Catch up fast: Virginia lawmakers voted to legalize possession but not sales of recreational marijuana in July 2021.

  • The decision to wait until 2024 to begin retail sales was initially intended to give lawmakers and regulators a three-year runway to set up the market, but before Democrats finalized the plan, they lost control of the House and governor’s office, thrusting the state into weed purgatory.

Yes, but: Some lobbyists working on legalization remain hopeful Senate Democrats and House Republicans can reach an agreement on the issue.

  • Greg Habeeb, a GOP delegate who represents the Virginia Cannabis Association, says that last year Republicans barely had a month to work on the issue between winning the majority back and the beginning of the legislative session.
  • “When we get to session next year, Republicans will have a full year of being in charge and studying Republican solutions,” Habeeb says.

Between the lines: There are signs some key Republicans are taking an interest in the issue, with lawmakers representing agricultural areas taking the lead, including House Majority Leader Terry Kilgore.

  • But even if the GOP does play ball this year, the big question will be whether the two sides can “craft a version of the bill that can pick up Republican support without losing Democratic support,” Habeeb says.
Virginia’s thriving illicit market
Illustration: Lazaro Gamio/Axios

It may still be illegal to buy marijuana, but it’s never been easier.

What’s happening: The illicit market has moved from the shadows to social media, where cannabis entrepreneurs willing to take a risk openly advertise delivery services and pop-up events.

  • Some dealers are even blanketing neighborhoods and events with business cards.

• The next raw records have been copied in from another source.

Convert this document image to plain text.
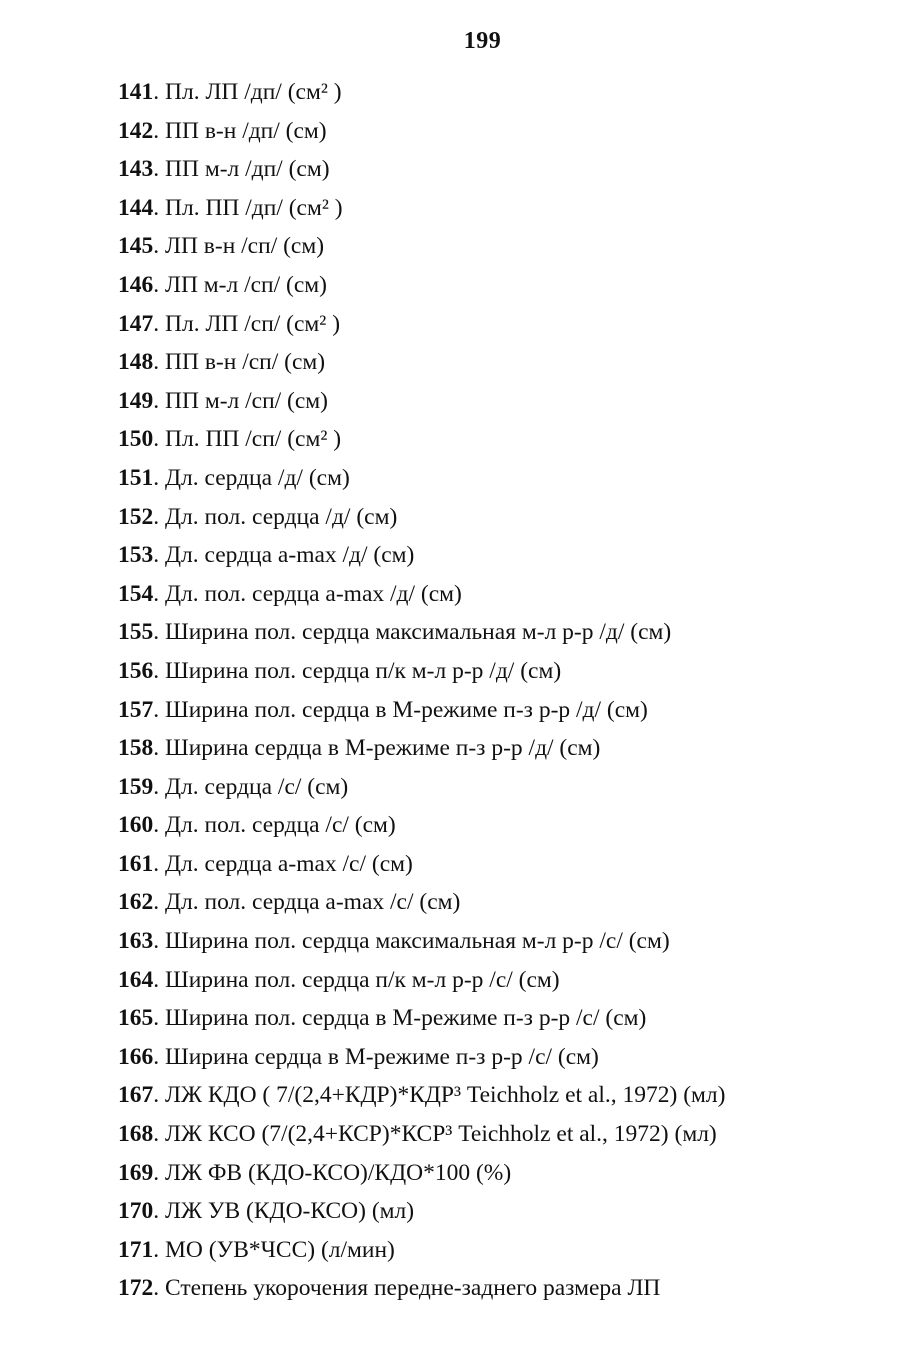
199
141. Пл. ЛП /дп/ (см² )
142. ПП в-н /дп/ (см)
143. ПП м-л /дп/ (см)
144. Пл. ПП /дп/ (см² )
145. ЛП в-н /сп/ (см)
146. ЛП м-л /сп/ (см)
147. Пл. ЛП /сп/ (см² )
148. ПП в-н /сп/ (см)
149. ПП м-л /сп/ (см)
150. Пл. ПП /сп/ (см² )
151. Дл. сердца /д/ (см)
152. Дл. пол. сердца /д/ (см)
153. Дл. сердца a-max /д/ (см)
154. Дл. пол. сердца a-max /д/ (см)
155. Ширина пол. сердца максимальная м-л р-р /д/ (см)
156. Ширина пол. сердца п/к м-л р-р /д/ (см)
157. Ширина пол. сердца в М-режиме п-з р-р /д/ (см)
158. Ширина сердца в М-режиме п-з р-р /д/ (см)
159. Дл. сердца /с/ (см)
160. Дл. пол. сердца /с/ (см)
161. Дл. сердца a-max /с/ (см)
162. Дл. пол. сердца a-max /с/ (см)
163. Ширина пол. сердца максимальная м-л р-р /с/ (см)
164. Ширина пол. сердца п/к м-л р-р /с/ (см)
165. Ширина пол. сердца в М-режиме п-з р-р /с/ (см)
166. Ширина сердца в М-режиме п-з р-р /с/ (см)
167. ЛЖ КДО ( 7/(2,4+КДР)*КДР³ Teichholz et al., 1972) (мл)
168. ЛЖ КСО (7/(2,4+КСР)*КСР³ Teichholz et al., 1972) (мл)
169. ЛЖ ФВ (КДО-КСО)/КДО*100 (%)
170. ЛЖ УВ (КДО-КСО) (мл)
171. МО (УВ*ЧСС) (л/мин)
172. Степень укорочения передне-заднего размера ЛП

What they’re saying: “Someone came up to our booth at Pride and dropped off business cards — it has their business name and a method of contact to buy weed,” JM Pedini, the executive director of the legalization advocacy group Virginia NORML, tells Axios.

meanwhile, plenty of brick-and-mortar shops continue to sell synthetic THC products despite warnings by state regulators and Attorney General Jason Miyares.

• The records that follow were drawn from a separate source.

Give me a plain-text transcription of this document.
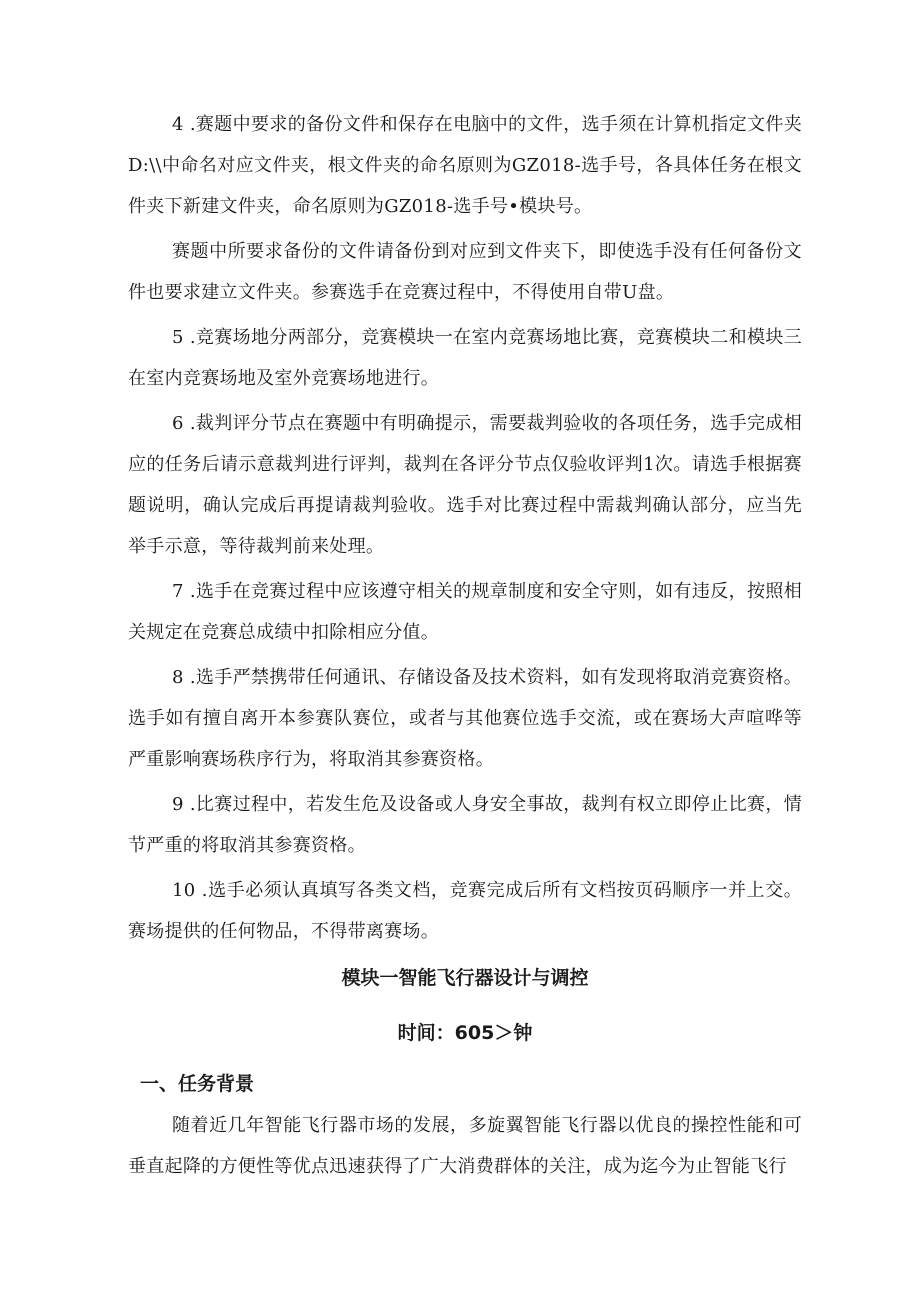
4 .赛题中要求的备份文件和保存在电脑中的文件，选手须在计算机指定文件夹D:\\中命名对应文件夹，根文件夹的命名原则为GZ018-选手号，各具体任务在根文件夹下新建文件夹，命名原则为GZ018-选手号•模块号。

赛题中所要求备份的文件请备份到对应到文件夹下，即使选手没有任何备份文件也要求建立文件夹。参赛选手在竞赛过程中，不得使用自带U盘。

5 .竞赛场地分两部分，竞赛模块一在室内竞赛场地比赛，竞赛模块二和模块三在室内竞赛场地及室外竞赛场地进行。

6 .裁判评分节点在赛题中有明确提示，需要裁判验收的各项任务，选手完成相应的任务后请示意裁判进行评判，裁判在各评分节点仅验收评判1次。请选手根据赛题说明，确认完成后再提请裁判验收。选手对比赛过程中需裁判确认部分，应当先举手示意，等待裁判前来处理。

7 .选手在竞赛过程中应该遵守相关的规章制度和安全守则，如有违反，按照相关规定在竞赛总成绩中扣除相应分值。

8 .选手严禁携带任何通讯、存储设备及技术资料，如有发现将取消竞赛资格。选手如有擅自离开本参赛队赛位，或者与其他赛位选手交流，或在赛场大声喧哗等严重影响赛场秩序行为，将取消其参赛资格。

9 .比赛过程中，若发生危及设备或人身安全事故，裁判有权立即停止比赛，情节严重的将取消其参赛资格。

10 .选手必须认真填写各类文档，竞赛完成后所有文档按页码顺序一并上交。赛场提供的任何物品，不得带离赛场。

模块一智能飞行器设计与调控
时间：605＞钟
一、任务背景

随着近几年智能飞行器市场的发展，多旋翼智能飞行器以优良的操控性能和可垂直起降的方便性等优点迅速获得了广大消费群体的关注，成为迄今为止智能飞行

  • State food safety regulators said they have performed 2,500 inspections since July 1 to “to educate food manufacturers and retail food establishments and encourage voluntary compliance,” according to a spokesman.

Why it matters: The proliferation of unregulated sales exposes people to untested and potentially unsafe products, Pedini said.

What we’re watching: Lobbyists and legislators working on the issue tell us the booming illicit and gray market is the No. 1 case for getting Republicans on board with legalizing retail sales.

By the numbers: medical marijuana
Illustration of weekly pill case with marijuana leaves labels.
Illustration: Allie Carl/Axios

With recreational retail sales still in limbo, the state’s 2-year-old medical cannabis program remains the only legal route for Virginians to buy marijuana.

There are currently around 20,300 active patients getting cannabis products in the state — a sixfold increase since Jan. 2021, Ngiste Abebe, vice president of public policy at Columbia Care, tells Axios.

  • Columbia Care controls two of the state’s four licenses to process marijuana for medicinal use — gLeaf in the Richmond area and Cannabist in Hampton Roads.

Zoom in: Pain, anxiety and insomnia are the most common reasons patients seek a prescription, Abebe tells Axios.

Anecdotally, the average patient in Virginia seems to be a 55-year-old woman, Abebe says.

The latest: Columbia Care has two new dispensaries opening in the coming weeks — one in Williamsburg and one in the former Need Supply store in Carytown.

  • Dispensaries in Colonial Heights and near Chesterfield Town Center area also in the works locally, but there’s no timeline yet for those to open.
  • gLeaf is also looking at opening dispensaries in Ashland or the East End, Richmond BizSense reported.